The company launched "Paving for Pizza" on Monday and it's asking people to nominate their town for road repairs.
The website even includes footage (supposedly) from inside a pizza box showing various scenes of pothole-related carnage inflicted on innocent pies. Domino's says they'll come to their town and fix their potholes to "smooth the ride home" for their pizzas. "We can't stand by and let your cheese slide to one side, your toppings get un-topped, or your boxes get flipped".
Domino's said it has previously helped towns in Texas, California, Georgia and DE fix their roads.
However, even though Domino's is headquartered in MI and our pockmarked roads undoubtedly jostle Domino's execs on their way to work, the company hasn't paved over one pothole around here - though you can nominate your city to be among the next to have its potholes filled.

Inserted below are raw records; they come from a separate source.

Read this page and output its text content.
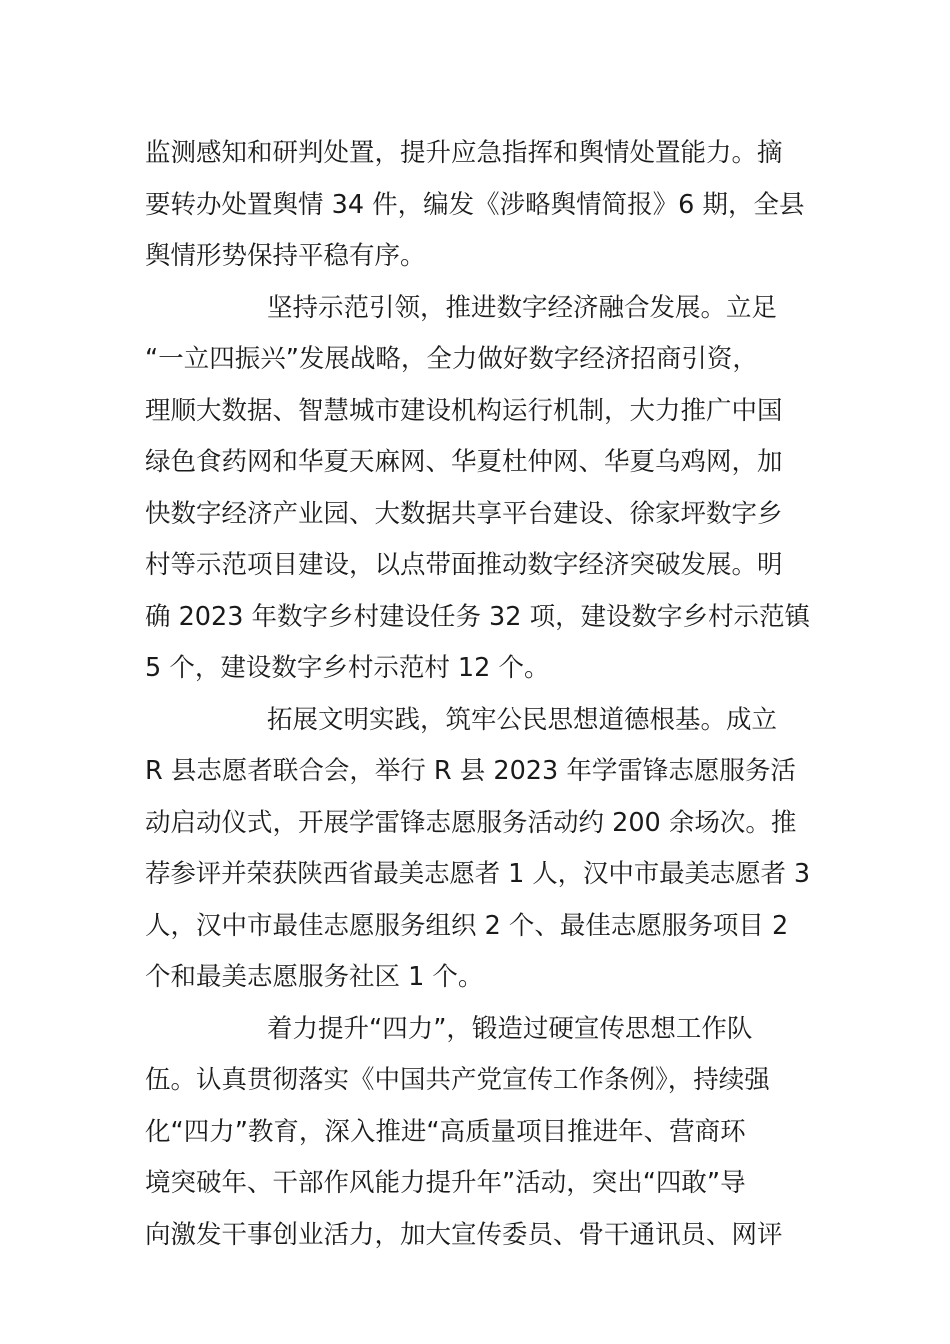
监测感知和研判处置，提升应急指挥和舆情处置能力。摘
要转办处置舆情 34 件，编发《涉略舆情简报》6 期，全县
舆情形势保持平稳有序。
坚持示范引领，推进数字经济融合发展。立足
“一立四振兴”发展战略，全力做好数字经济招商引资，
理顺大数据、智慧城市建设机构运行机制，大力推广中国
绿色食药网和华夏天麻网、华夏杜仲网、华夏乌鸡网，加
快数字经济产业园、大数据共享平台建设、徐家坪数字乡
村等示范项目建设，以点带面推动数字经济突破发展。明
确 2023 年数字乡村建设任务 32 项，建设数字乡村示范镇
5 个，建设数字乡村示范村 12 个。
拓展文明实践，筑牢公民思想道德根基。成立
R 县志愿者联合会，举行 R 县 2023 年学雷锋志愿服务活
动启动仪式，开展学雷锋志愿服务活动约 200 余场次。推
荐参评并荣获陕西省最美志愿者 1 人，汉中市最美志愿者 3
人，汉中市最佳志愿服务组织 2 个、最佳志愿服务项目 2
个和最美志愿服务社区 1 个。
着力提升“四力”，锻造过硬宣传思想工作队
伍。认真贯彻落实《中国共产党宣传工作条例》，持续强
化“四力”教育，深入推进“高质量项目推进年、营商环
境突破年、干部作风能力提升年”活动，突出“四敢”导
向激发干事创业活力，加大宣传委员、骨干通讯员、网评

Domino's has kicked off the campaign by repairing roads in Bartonville, Texas; Milford, Delaware; Athens, Georgia; and Burbank, California. In Petaluma, Calif., a town that applied for and won KFC pothole funding based on the city's "dual reputation for chicken farming and tire-flattening potholes", the local government ended up in a fracas with PETA over the collaboration with KFC.

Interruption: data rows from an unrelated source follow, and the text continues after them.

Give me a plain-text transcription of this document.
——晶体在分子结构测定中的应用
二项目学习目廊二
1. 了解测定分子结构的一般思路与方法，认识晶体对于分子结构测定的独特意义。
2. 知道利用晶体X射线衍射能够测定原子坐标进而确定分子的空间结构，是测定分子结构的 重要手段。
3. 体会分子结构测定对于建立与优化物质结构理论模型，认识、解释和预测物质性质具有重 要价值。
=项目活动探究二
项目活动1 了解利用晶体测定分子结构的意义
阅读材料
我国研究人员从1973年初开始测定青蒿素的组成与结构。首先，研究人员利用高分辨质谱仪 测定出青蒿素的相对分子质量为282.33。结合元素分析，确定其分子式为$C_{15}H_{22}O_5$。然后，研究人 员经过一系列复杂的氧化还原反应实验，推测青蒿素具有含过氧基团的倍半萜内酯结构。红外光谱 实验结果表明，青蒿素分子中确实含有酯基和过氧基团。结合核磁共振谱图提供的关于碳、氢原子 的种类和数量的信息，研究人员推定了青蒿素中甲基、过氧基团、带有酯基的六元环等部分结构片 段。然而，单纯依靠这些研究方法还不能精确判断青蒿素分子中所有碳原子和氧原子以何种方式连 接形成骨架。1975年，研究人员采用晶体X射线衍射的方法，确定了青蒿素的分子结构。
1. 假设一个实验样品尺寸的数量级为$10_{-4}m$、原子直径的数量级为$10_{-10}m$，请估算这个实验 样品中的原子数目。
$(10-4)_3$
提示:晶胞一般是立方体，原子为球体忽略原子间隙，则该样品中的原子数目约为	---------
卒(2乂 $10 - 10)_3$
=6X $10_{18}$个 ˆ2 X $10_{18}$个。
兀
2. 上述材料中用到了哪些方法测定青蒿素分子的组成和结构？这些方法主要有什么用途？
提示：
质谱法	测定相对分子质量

Bartonville town administrator Michael Montgomery praised the company's input.
In a semi-dystopian twist, Domino's emblazoned the potholes it repaired so far with its logo and tagline: "Oh yes we did", according to Fortune. Just go to pavingforpizza.com and enter your zip code.
The good publicity will be a welcome change for Domino's following an incident last month in Tennessee. The pizza chain has more than 14,800 stores in more than 85 markets.
On May 2, officials said they were investigating reports of "excessive rodent activity".